Há também a questão do orgulho do macho alfa que se encontra explicitamente na obra. Segundo o próprio Scorsese, "o orgulho é o maior dos pecados"; não espanta, portanto, que La Motta seja tão severamente punido pela vida, até clamar por redenção numa solitária cela de cadeia. A ferocidade que La Motta cultiva ao longo do filme desaba na pusilanimidade oriunda da constatação de sua derrota moral. Consumada a violência, Jake não sabe bem explicá-la, é tão pouco dono de sua erupção agressiva quanto das vontades imperfeitas que o fizeram atingi-la. Algo semelhante visto na sua impecável atuação anterior como Travis no derradeiro ato final em "Taxi Driver".  A violência não tem dono, pois ela pertence a todos os homens.

O modo como acaba a carreira de campeão de Jake La Motta, com a derrota para Sugar Ray, é bastante emblemático. Jake pede que o antigo adversário o soque com mais e mais força, só para permanecer de pé e provar-lhe que nunca foi derrubado por ele. Depois de derrotado sem ter ido ao chão, Jake sai do ringue. A câmera passeia por ali, dá a volta pelo juiz, mostra um pouco da plateia perplexa com o que viu, assiste à comemoração de Sugar Ray, até finalmente encontrar o que deseja: o detalhe do sangue de Jake La Motta escorrendo num pedaço da corda que cerca o ringue, primeiríssimo plano que escancara as opções estéticas do filme ao mesmo tempo em que condensa o destino abraçado pelo boxeador. "Aqui, vocês assistiram à queda de um campeão", havia dito o locutor uns segundos antes. Em seguida ao plano detalhe do sangue gotejante (escoamento do tempo como degradação), o filme pula para 1956, para apanhar Jake sentado à beira da piscina de sua casa em Miami, explicando a um repórter o porquê de ter largado o boxe. Daí em diante o sentido de queda não para de evoluir: o divórcio, a prisão, a liberdade condicional, o retorno a Nova York, o abandono. Jake com a cara inchada, barriga estufada, voz pastosa, não deixará de proferir a ressentida frase: "Ainda que eu possa lutar, prefiro recitar", comprovando que o "pecado mor", o orgulho, não o abandonou jamais.

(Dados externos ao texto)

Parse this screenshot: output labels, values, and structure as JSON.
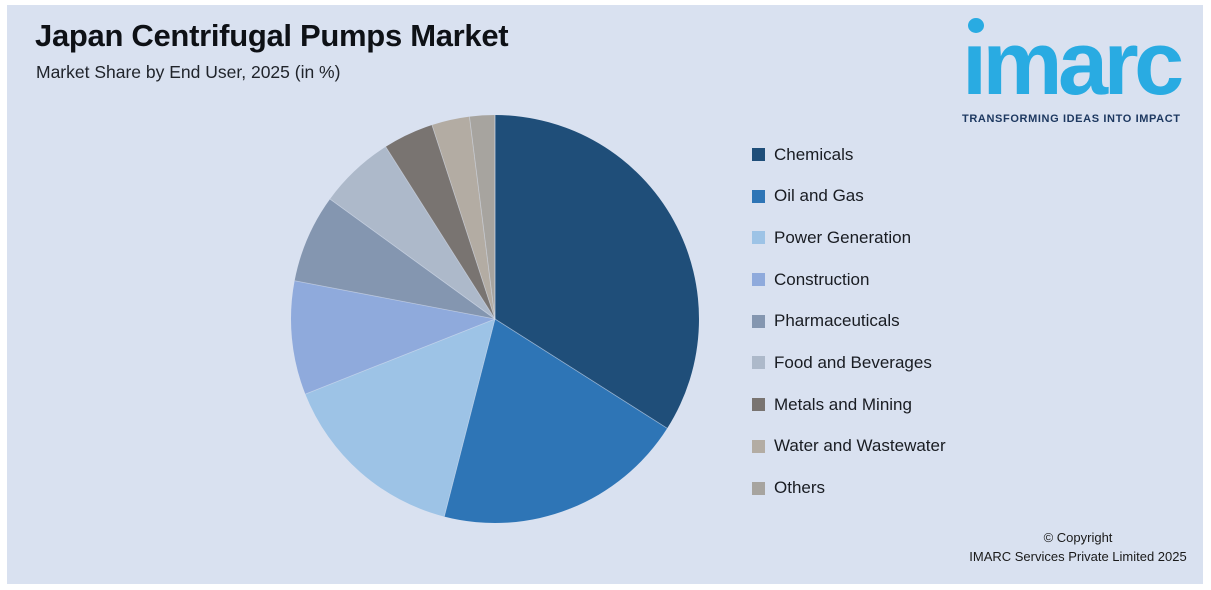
{
  "header": {
    "title": "Japan Centrifugal Pumps Market",
    "subtitle": "Market Share by End User, 2025 (in %)"
  },
  "logo": {
    "wordmark": "imarc",
    "tagline": "TRANSFORMING IDEAS INTO IMPACT",
    "brand_blue": "#29ABE2",
    "tagline_navy": "#1D3860"
  },
  "chart_data": {
    "type": "pie",
    "title": "Japan Centrifugal Pumps Market",
    "subtitle": "Market Share by End User, 2025 (in %)",
    "unit": "%",
    "start_angle": "12-oclock",
    "direction": "clockwise",
    "legend_position": "right",
    "categories": [
      "Chemicals",
      "Oil and Gas",
      "Power Generation",
      "Construction",
      "Pharmaceuticals",
      "Food and Beverages",
      "Metals and Mining",
      "Water and Wastewater",
      "Others"
    ],
    "values": [
      34,
      20,
      15,
      9,
      7,
      6,
      4,
      3,
      2
    ],
    "colors": [
      "#1F4E79",
      "#2E75B6",
      "#9DC3E6",
      "#8FAADC",
      "#8496B0",
      "#ADB9CA",
      "#797471",
      "#B3ACA3",
      "#A7A49F"
    ]
  },
  "footer": {
    "line1": "© Copyright",
    "line2": "IMARC Services Private Limited 2025"
  },
  "theme": {
    "panel_bg": "#D9E1F0",
    "page_bg": "#FFFFFF"
  }
}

Para fazer jus à fama que seu diretor carrega de ser admirador/colecionador dos grandes clássicos do cinema, "Touro Indomável" termina com uma longa citação da fala de Marlon Brando em "Sindicato dos Ladrões" (1954), de Elia Kazan, que, assim como Scorsese, era elogiado por conta de saber aliar precisão técnica, sensibilidade plástica e crítica social. Curiosamente, a mesma cena serviria de inspiração para o plano final de "Boogie Nights - Prazer Sem Limites" (1997) de Paul Thomas Anderson, mas cujo os minutos finais de cada obra são completamente distintas uma da outra.

Mais de quarenta anos depois "Touro Indomável" é para mim o encerramento da 'Nova Hollywood', sendo um dos melhores filmes de todos os tempos e, assim como o protagonista disse uma vez, "isso que é entretenimento".